La location meublée libre

Rapport du 119e Congrès des notaires de France - Dernière date de mise à jour le 31 janvier 2023
La mise en location meublée d’un logement n’est pas soumise à contrôle préalable lorsqu’elle porte sur la résidence principale de son loueur (A) ou de son occupant (B).

La résidence principale du loueur

En application du dernier alinéa de l’article L. 631-7-1 A, la location meublée « touristique »930 n’est pas soumise à autorisation lorsqu’elle porte sur la résidence principale du loueur. La définition de la résidence principale est celle retenue par l’article 2 de la loi n° 89-462 du 6 juillet 1989. Il s’agit du logement « occupé au moins huit mois par an, sauf obligation professionnelle, raison de santé ou cas de force majeure, soit par le preneur ou son conjoint, soit par une personne à charge au sens du Code de la construction et de l’habitation ».
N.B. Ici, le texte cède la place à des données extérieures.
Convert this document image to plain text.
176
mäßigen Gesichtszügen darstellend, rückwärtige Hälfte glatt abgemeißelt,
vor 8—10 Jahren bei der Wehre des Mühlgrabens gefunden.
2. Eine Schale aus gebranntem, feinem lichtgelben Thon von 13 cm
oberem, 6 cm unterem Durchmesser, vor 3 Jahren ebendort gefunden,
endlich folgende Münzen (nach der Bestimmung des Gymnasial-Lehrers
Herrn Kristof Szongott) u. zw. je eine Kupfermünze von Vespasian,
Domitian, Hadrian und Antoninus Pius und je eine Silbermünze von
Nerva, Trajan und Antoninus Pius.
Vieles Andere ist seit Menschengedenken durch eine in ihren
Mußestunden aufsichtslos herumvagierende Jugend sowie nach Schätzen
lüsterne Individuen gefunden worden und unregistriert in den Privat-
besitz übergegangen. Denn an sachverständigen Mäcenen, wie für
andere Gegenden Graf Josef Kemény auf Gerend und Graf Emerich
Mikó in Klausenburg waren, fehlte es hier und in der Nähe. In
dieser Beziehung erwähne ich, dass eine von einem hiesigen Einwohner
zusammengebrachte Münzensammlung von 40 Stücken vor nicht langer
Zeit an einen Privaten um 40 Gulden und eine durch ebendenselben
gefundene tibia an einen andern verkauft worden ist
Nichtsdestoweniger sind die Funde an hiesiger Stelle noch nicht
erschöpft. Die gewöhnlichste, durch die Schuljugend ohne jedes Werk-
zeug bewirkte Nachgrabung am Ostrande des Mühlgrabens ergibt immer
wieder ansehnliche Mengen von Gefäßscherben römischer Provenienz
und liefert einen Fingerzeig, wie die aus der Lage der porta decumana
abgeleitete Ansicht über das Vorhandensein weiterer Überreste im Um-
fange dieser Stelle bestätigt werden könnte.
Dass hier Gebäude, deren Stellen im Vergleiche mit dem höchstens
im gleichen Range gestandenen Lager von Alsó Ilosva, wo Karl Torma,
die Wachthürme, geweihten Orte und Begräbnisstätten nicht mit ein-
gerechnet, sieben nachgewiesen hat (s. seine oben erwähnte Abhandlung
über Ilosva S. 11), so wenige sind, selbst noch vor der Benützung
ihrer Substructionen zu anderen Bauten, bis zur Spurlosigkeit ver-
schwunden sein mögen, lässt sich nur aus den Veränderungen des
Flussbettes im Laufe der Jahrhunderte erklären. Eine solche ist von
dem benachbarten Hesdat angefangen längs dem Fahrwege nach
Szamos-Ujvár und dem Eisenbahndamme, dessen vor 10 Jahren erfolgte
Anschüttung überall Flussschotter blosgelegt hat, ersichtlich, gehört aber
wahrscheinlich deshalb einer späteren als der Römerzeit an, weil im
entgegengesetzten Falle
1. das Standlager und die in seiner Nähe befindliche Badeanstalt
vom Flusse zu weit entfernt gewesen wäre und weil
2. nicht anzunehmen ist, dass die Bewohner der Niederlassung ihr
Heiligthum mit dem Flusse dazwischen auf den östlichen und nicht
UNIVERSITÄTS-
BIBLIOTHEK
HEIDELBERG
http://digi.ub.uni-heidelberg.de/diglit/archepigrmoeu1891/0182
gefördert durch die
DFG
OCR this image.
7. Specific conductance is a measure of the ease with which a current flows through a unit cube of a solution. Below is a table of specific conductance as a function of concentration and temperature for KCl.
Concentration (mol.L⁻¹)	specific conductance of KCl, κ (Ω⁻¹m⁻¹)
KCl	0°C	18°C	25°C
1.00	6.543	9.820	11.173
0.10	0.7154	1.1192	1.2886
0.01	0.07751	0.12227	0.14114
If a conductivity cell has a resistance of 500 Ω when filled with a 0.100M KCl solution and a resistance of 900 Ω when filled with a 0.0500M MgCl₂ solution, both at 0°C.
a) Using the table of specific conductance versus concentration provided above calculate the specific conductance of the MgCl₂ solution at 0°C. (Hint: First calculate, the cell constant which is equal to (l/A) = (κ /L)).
La résidence principale du locataire

Aucune autorisation n’est requise en cas de location meublée entrant dans les conditions de l’article L. 632-1 du Code de la construction et de l’habitation931. Ce bail étant essentiellement régi par les dispositions de la loi du 6 juillet 1989 et portant sur une résidence principale du locataire, la stabilité dans l’occupation et la préservation du logement sont atteints.
Notons que le bail mobilité créé par la loi Elan du 23 novembre 2018 est expressément exclu du contrôle de changement d’usage932. Bien que s’agissant d’une location de courte durée et hors résidence principale, elle obéit à des considérations spécifiques au regard de la personne pouvant y prétendre et permet également de valoriser les « pied-à-terre » inoccupés, justifiant ainsi son exclusion du régime d’autorisation.
En dehors de ces cas particuliers, dès lors que la location meublée de courte durée est répétée et consentie à une clientèle de passage, elle tombe sous le coup d’une autorisation.